Calabria, quando il carcere torna a essere questione di civiltà
L'Editoriale di Luigi PalamaraAlcune giornate, nel calendario delle istituzioni, rischiano di essere archiviate come semplici cerimonie: una sala elegante, qualche saluto, la stampa, le firme, le fotografie di rito. Poi ci sono giornate che, se lette bene, dicono qualcosa di più profondo sullo stato di salute di una comunità civile.
Quella vissuta a Reggio Calabria al Palazzo del Consiglio regionale della Calabria, nel cuore del Polo culturale “Mattia Preti”, appartiene alla seconda categoria. Perché il protocollo d’intesa siglato tra la Presidenza del Consiglio regionale, il Garante regionale delle persone private della libertà personale e AIGA Calabria non è soltanto un atto amministrativo. È una scelta politica, culturale e morale. Una di quelle scelte che misurano la distanza tra la retorica dei diritti e la loro concreta difesa.

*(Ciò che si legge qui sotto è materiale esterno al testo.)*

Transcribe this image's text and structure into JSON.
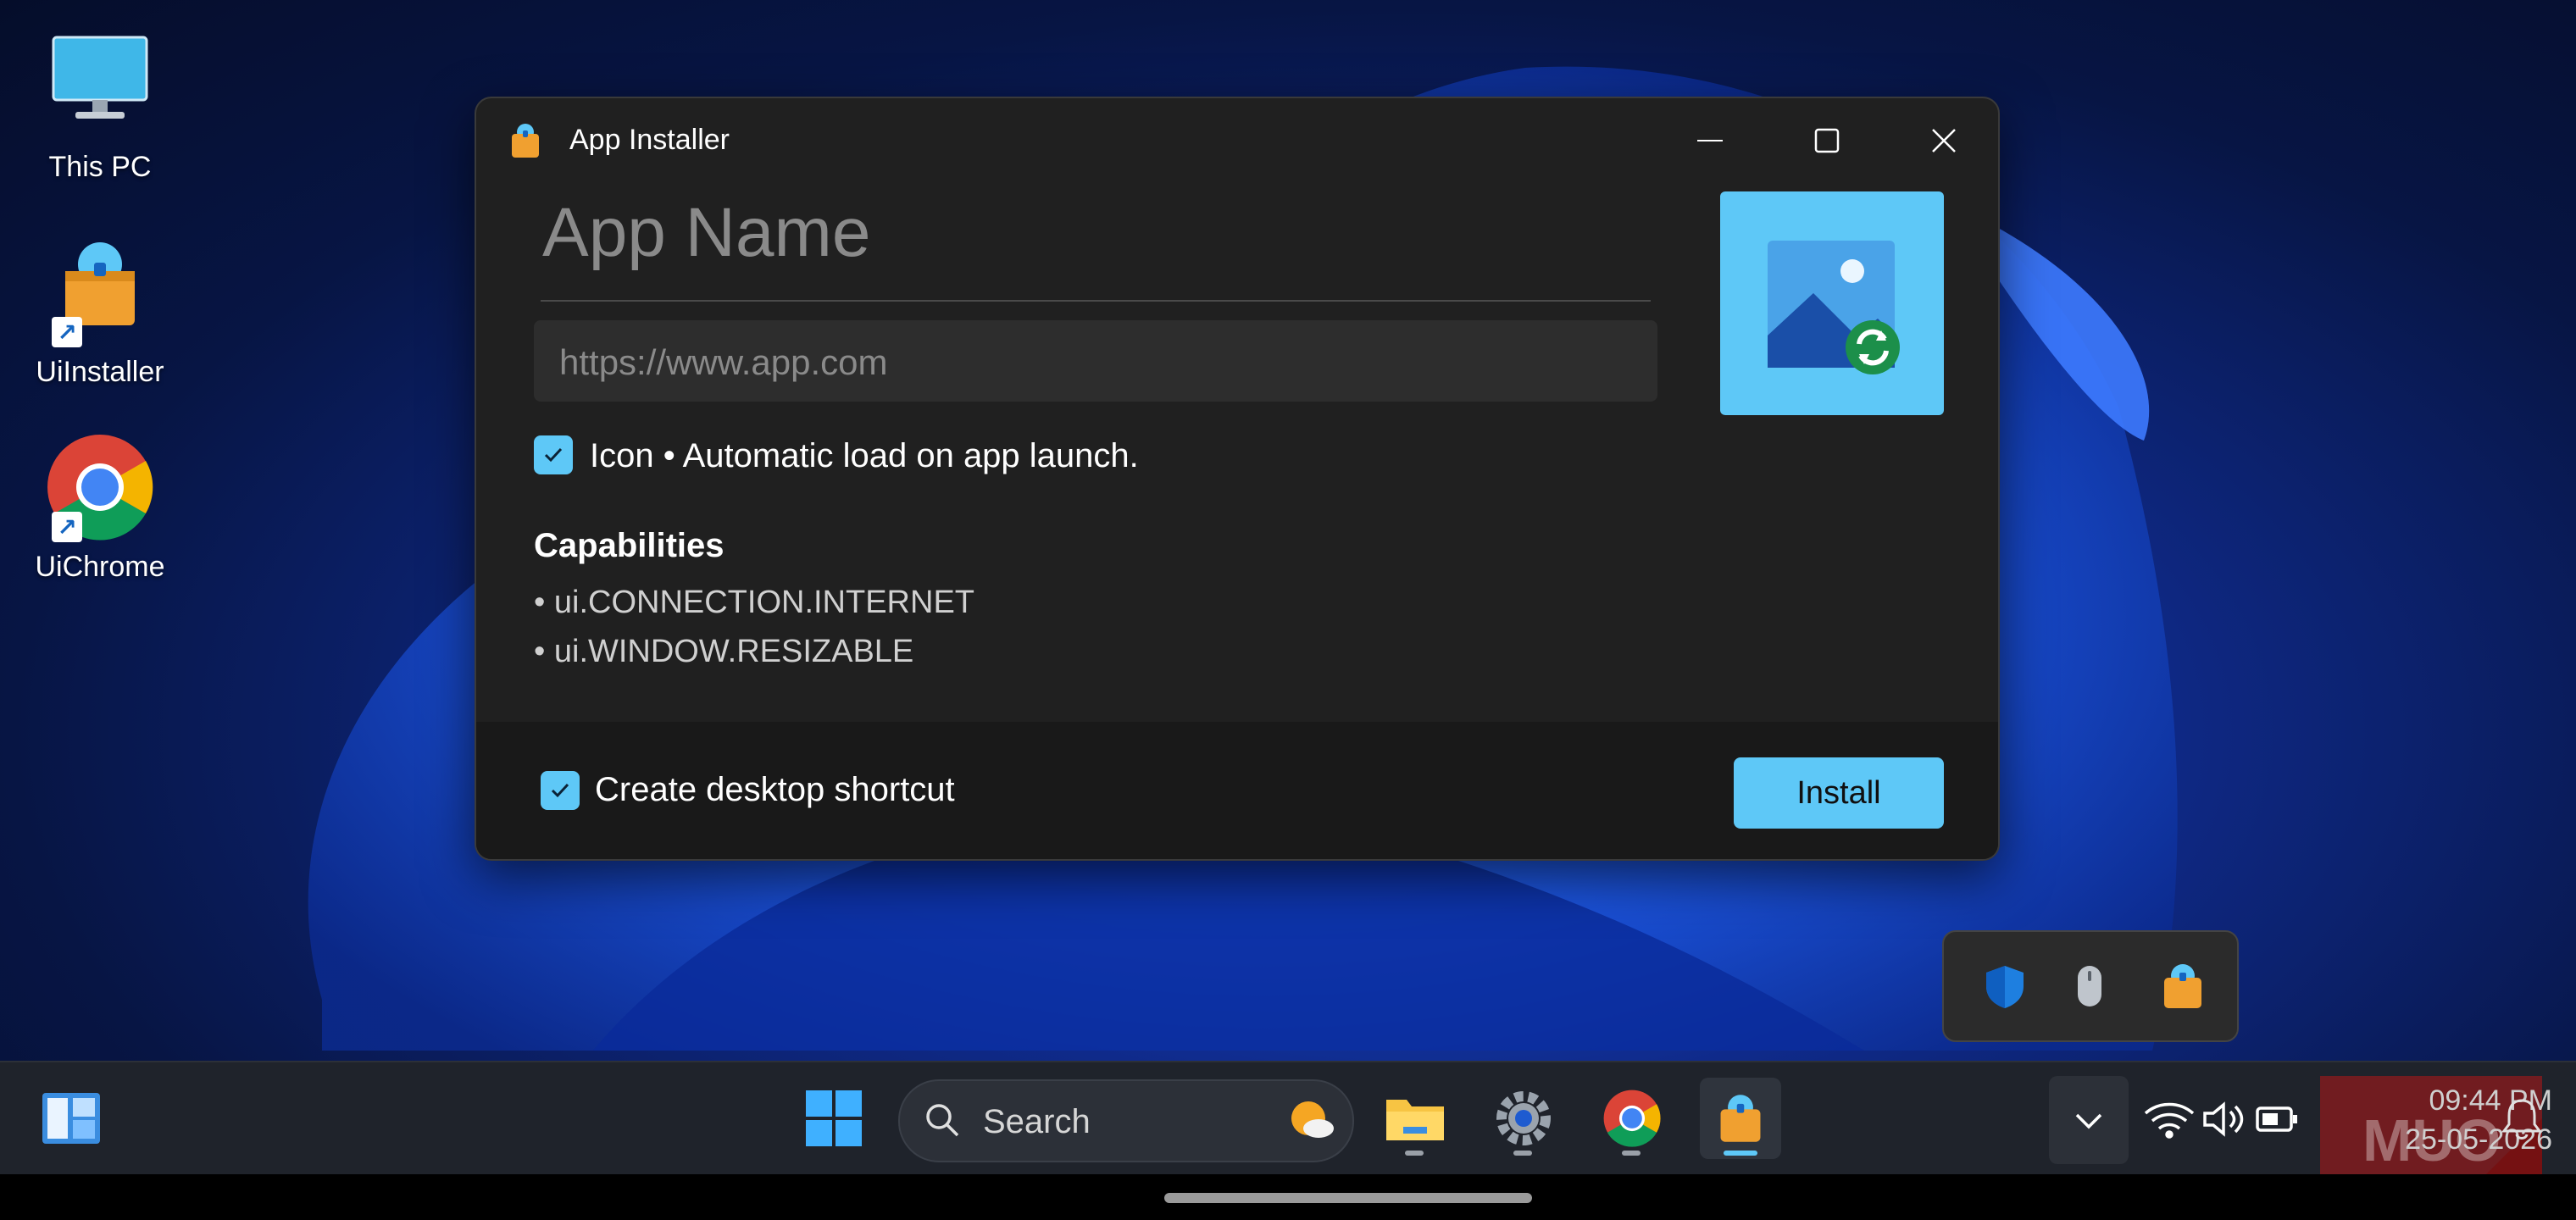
{
  "desktop": {
    "icons": [
      {
        "label": "This PC",
        "icon": "monitor-icon"
      },
      {
        "label": "UiInstaller",
        "icon": "installer-bag-icon"
      },
      {
        "label": "UiChrome",
        "icon": "chrome-icon"
      }
    ]
  },
  "window": {
    "title": "App Installer",
    "app_name_placeholder": "App Name",
    "url_placeholder": "https://www.app.com",
    "icon_option": {
      "label": "Icon • Automatic load on app launch.",
      "checked": true
    },
    "capabilities_title": "Capabilities",
    "capabilities": [
      "• ui.CONNECTION.INTERNET",
      "• ui.WINDOW.RESIZABLE"
    ],
    "shortcut_option": {
      "label": "Create desktop shortcut",
      "checked": true
    },
    "install_label": "Install",
    "colors": {
      "accent": "#5ec8f7",
      "background": "#202020",
      "footer": "#191919"
    }
  },
  "tray_flyout": {
    "icons": [
      "defender-shield-icon",
      "mouse-icon",
      "installer-bag-icon"
    ]
  },
  "taskbar": {
    "search_placeholder": "Search",
    "pinned": [
      "file-explorer-icon",
      "settings-icon",
      "chrome-icon",
      "installer-bag-icon"
    ],
    "clock": {
      "time": "09:44 PM",
      "date": "25-05-2026"
    }
  }
}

Al centro di questa iniziativa c’è una figura che merita di essere raccontata senza enfasi inutile, ma con chiarezza: l’avvocata Giovanna Francesca Russo, Garante regionale delle persone private della libertà personale. Una professionista che, dalle parole pronunciate durante l’intervista, dimostra di non considerare il proprio incarico come una funzione ornamentale, ma come una missione istituzionale. E in Calabria, dove ogni battaglia di legalità deve fare i conti con ostacoli visibili e invisibili, questo non è dettaglio da poco.

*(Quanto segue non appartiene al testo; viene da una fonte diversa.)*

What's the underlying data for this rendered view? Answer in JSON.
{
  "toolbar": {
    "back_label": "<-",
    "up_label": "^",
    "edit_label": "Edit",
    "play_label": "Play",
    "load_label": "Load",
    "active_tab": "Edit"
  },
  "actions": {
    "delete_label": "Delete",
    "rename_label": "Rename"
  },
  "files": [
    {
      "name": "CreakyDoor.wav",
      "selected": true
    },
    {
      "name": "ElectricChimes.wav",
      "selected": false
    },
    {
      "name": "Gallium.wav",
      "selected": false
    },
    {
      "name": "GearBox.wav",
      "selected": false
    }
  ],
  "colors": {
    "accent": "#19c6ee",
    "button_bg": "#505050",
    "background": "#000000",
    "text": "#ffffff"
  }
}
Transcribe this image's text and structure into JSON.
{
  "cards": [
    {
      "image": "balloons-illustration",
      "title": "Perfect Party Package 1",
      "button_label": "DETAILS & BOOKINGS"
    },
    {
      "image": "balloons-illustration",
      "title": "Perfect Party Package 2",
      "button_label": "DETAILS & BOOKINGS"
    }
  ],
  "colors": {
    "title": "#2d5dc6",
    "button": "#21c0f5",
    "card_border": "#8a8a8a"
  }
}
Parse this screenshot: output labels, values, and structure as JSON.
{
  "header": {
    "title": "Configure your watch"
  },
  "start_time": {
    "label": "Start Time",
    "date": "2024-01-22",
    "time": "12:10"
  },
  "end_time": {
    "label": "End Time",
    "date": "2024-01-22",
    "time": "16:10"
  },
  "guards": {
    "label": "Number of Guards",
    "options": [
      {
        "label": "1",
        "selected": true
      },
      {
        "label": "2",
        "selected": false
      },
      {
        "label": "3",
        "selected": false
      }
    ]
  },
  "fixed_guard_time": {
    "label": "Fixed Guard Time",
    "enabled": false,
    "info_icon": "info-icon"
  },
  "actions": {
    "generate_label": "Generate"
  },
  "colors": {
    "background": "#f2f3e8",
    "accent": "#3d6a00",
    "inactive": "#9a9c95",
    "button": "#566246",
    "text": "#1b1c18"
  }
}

Russo ha detto una cosa semplice, ma pesante come una pietra: impedire o ostacolare l’attività del Garante significa andare contro la legalità, contro la tutela dei diritti e contro i principi costituzionali. È una frase che andrebbe appesa non solo nei corridoi delle carceri, ma anche in quelli delle istituzioni. Perché il carcere, troppo spesso, viene evocato solo quando esplode l’emergenza. Ma l’emergenza, come ha ricordato la Garante, non nasce dal nulla. È il risultato di anni, forse di decenni, di mancati investimenti, di politiche rinviate, di problemi lasciati sedimentare fino a diventare sistema.
Il merito di Giovanna Russo sta proprio qui: rifiutare la comoda narrazione dell’emergenza come fatalità. Il sovraffollamento, la carenza di percorsi formativi, l’inattività, la mancanza di opportunità, la difficoltà del reinserimento, la fragilità dei detenuti più deboli, la necessità di sottrarre gli spazi grigi alla pervasività mafiosa: tutto questo non è cronaca marginale, è materia costituzionale.
Perché una Repubblica si giudica anche da come tratta chi ha sbagliato. Non per buonismo, parola spesso usata come clava da chi non vuole affrontare i problemi, ma per fedeltà alla Costituzione. La pena non può essere vendetta. Non può essere abbandono. Non può essere un tempo morto nel quale un uomo entra colpevole ed esce peggiore. Deve essere, quando possibile, rieducazione, responsabilità, lavoro, formazione, ritorno alla società.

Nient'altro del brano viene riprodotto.